Fearless (The Lost Fleet #2)

Fearless Book Cover Fearless
The Lost Fleet
Jack Campbell
January 30, 2007

Captain John "Black Jack" Geary tries a desperate gamble to lead the Alliance Fleet home-through enemy-occupied space-only to lose half the Fleet to an unexpected mutiny.

This review will contain some spoilers regarding the previous book, Dauntless.

Fearless picks up shortly where Dauntless left off, with the Alliance fleet still trapped deep in Syndicate space. As the Alliance fleet slowly makes its way home, Geary continues to implement combat tactics to overcome the enemy. All the while, he still suffers from personnel problems as some fleet officers fight against his command style. This problem becomes worse among the rescue of some POWs that include Captain Falco, a war hero less like Geary and more like Zapp Brannigan. Falco is not a bad person, he has good intentions but is very much set in his ways (i.e. the poor tactical choices that have kept the Alliance in a 100+ year war).

Geary himself remains an exemplary example to the fleet throughout Fearless. All the other officers have been fighting a war their entire lives. In a war that has gone on for several times longer than any of them have been alive. Actions that we consider horrific, like bombing civilian populations, are the norm for these people. Geary goes a long way to remind his subordinates that fighting with honor means being better than your enemy. To extend a hand of mercy in situations where you yourself would not necessarily receive one.
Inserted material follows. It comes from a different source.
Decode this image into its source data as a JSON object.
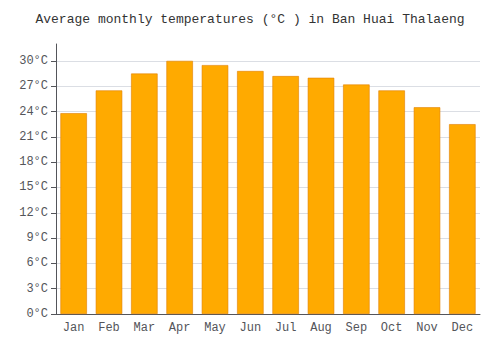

Co-President Rione’s involvement in Fearless starts to establish The Lost Fleet as more of a space opera. The character introductions and world building in Dauntless left little room for other developments. Now with all that information established, the space opera element becomes more apparent. Specifically, Rione begins to show feelings and desires for Geary while still being wary of him. She makes it very clear that there is some attraction, but she is still ready to put a knife in him if he starts to become a threat to the Alliance. The build-up here is slow and will likely grow greater in the next book.

Character development, on the whole, is a bit stunted in Fearless. Captain Falco’s introduction helps push it along, but the main focus here is still big space battles and military tactics. For readers more interested in the military side of these stories, that works fine. But the characters do seem like that could feel more real. At this point, The Lost Fleet is still military sci-fi first and space opera second. And the series is still very enjoyable for it. Fearless was just as good as Dauntless and book #3 should be just as entertaining.